Choosing Leaders

Now that the student “contract of promises” and “rules of engagement” have been drafted and signed, it’s time to choose leaders and start establishing classroom norms as habits.  This is difficult work.

Today we introduced a system of “prices” designed to encourage Eagles to practice the key skills of “listening respectfully” and “respecting our studio space” that were promised in the contract and rules of engagement.

Here’s how it works: (1) Each student received three poker chips for the week; (2) every time a student violates one of the listening practices, he or she must give up a chip; (3) if ever a student violates a listening covenant and has no chips left, the entire group looses a special lunch treat on Friday; (4) you may give someone else your chips, but also may require a special promise in return.  (5) If the studio isn’t ready with “everything in its place” by 8:30 AM every morning, everyone loses a chip.
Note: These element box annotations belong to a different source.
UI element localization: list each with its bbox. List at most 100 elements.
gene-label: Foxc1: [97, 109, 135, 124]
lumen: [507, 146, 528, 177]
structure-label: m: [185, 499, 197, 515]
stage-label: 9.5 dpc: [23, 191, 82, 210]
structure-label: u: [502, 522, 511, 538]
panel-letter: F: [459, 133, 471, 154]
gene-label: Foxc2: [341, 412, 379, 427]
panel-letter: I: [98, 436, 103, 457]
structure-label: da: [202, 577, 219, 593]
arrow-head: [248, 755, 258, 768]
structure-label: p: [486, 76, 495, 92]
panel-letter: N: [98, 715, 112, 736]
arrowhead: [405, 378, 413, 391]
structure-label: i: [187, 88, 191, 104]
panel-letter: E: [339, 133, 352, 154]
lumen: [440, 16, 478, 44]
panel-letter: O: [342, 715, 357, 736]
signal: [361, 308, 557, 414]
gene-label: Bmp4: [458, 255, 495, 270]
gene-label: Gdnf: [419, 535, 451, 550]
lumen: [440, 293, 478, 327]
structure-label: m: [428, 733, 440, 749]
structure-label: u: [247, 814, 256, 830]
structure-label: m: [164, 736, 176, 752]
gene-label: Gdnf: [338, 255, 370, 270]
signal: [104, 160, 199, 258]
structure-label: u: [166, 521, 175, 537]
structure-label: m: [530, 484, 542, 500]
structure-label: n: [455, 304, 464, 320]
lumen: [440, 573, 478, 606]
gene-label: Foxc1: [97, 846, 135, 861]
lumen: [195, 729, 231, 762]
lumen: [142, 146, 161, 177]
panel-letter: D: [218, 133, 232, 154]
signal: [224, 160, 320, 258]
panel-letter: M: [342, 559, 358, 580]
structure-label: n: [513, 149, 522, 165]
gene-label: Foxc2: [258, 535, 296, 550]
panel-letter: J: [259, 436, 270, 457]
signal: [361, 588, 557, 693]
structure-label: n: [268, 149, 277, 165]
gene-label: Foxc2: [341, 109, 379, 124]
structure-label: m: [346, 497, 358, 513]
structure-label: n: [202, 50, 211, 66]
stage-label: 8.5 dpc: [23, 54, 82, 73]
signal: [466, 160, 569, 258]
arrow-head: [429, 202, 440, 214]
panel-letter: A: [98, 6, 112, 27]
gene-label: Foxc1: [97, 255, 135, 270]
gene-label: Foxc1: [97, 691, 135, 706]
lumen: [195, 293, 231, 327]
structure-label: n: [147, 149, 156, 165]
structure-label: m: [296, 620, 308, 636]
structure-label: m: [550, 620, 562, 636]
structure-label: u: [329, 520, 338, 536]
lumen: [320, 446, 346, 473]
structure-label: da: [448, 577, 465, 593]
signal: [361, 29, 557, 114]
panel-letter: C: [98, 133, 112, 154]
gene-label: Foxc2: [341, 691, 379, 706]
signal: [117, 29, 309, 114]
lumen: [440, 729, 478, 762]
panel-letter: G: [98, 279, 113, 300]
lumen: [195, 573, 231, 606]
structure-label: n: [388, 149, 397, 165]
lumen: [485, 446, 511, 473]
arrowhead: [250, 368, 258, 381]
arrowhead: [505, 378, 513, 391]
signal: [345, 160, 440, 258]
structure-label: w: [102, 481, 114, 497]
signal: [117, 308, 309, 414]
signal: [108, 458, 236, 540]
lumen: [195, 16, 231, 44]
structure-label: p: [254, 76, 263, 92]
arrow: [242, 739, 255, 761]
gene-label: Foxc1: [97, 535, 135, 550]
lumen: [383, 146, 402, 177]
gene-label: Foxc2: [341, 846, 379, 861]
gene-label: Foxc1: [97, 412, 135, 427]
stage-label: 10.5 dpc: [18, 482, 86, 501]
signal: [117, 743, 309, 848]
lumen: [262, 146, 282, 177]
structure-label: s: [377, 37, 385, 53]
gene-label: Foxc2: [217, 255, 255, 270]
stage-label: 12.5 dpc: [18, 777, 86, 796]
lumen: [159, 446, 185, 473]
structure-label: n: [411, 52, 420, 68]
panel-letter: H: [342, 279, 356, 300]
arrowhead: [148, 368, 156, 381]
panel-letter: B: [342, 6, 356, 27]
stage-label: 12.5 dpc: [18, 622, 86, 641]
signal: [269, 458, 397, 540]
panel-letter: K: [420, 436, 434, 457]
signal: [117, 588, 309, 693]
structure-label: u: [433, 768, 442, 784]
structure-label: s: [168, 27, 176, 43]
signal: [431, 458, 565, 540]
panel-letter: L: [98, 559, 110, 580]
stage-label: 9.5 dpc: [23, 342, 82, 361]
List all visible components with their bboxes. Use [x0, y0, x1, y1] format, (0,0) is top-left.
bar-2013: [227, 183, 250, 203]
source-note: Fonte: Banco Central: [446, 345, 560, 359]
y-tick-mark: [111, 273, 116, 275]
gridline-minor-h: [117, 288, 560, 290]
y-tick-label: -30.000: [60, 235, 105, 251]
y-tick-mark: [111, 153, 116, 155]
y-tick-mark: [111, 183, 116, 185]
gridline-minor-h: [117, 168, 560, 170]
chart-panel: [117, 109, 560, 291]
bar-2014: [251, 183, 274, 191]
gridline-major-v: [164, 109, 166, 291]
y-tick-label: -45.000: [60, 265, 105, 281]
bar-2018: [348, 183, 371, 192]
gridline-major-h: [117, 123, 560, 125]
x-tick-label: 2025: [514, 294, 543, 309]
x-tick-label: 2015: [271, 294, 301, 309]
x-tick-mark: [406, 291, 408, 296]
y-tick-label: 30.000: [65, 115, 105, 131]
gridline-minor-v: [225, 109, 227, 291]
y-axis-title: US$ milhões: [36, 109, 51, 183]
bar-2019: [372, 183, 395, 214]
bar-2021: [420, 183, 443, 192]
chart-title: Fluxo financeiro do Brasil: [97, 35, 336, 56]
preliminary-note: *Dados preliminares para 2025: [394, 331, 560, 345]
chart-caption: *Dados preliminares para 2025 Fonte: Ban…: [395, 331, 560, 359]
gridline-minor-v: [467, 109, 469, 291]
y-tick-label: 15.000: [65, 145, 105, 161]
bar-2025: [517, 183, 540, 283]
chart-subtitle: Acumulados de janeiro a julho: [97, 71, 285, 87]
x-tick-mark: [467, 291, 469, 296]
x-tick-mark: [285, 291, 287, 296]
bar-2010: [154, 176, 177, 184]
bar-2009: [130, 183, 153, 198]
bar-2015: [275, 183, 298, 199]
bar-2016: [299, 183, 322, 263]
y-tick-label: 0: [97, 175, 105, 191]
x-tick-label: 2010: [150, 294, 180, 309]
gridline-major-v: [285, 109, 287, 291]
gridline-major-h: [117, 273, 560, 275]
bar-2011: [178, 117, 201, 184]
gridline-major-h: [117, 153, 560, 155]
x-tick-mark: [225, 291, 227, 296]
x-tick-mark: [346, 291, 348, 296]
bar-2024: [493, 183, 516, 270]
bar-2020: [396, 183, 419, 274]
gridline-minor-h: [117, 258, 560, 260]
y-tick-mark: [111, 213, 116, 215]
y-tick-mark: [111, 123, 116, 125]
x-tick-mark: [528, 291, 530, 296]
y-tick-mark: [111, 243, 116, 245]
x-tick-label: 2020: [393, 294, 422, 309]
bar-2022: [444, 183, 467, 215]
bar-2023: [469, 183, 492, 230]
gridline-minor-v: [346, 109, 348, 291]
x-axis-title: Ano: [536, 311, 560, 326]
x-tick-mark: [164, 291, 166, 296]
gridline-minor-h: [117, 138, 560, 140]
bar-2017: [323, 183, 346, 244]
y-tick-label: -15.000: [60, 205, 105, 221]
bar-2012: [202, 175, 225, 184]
Students also received a new weekly goals sheet, with special points for setting and reaching individually set reading, writing and math targets.  If the class as a whole scores enough points during the week, they earn free time on Friday.

The effect?  Core skills time went from a noisy and sometimes out of hand experience, to having fourteen students completely focused, each managing their own tasks and goals, with the room completely silent.  One student said: “It was great.  I was in ‘flow’ for over an hour and a half.”

Step by step, we’re developing leaders with powerful learning habits.

The focus in project time was extending today’s journalling question of: “Should leaders be chosen because of popularity, skills or character?”  There’s a great deal of energy around this question, because Town Council elections are the end of this week.

Eagles tackled three different types of challenges: (1) 80/20 Pareto challenges with the “poker chip” pick up and “big rocks” experiment, where you had to learn to focus and shift to capture the most value, under time pressure; (2) A paint-by-the numbers challenge where you had to consider aesthetics and the of completely finishing; and (3) A “defuse the bomb” challenge where you had to be precisely correct, or there were catastrophic consequences.

Eagles developed strategy “rules” for each of the different challenges, kept track of the points scored by each team, and discussed which type of challenge they were best suited for as a leader, and how cost, benefit and risk affected the various strategies.

Tomorrow we shift from “one off” challenges to process based decision making.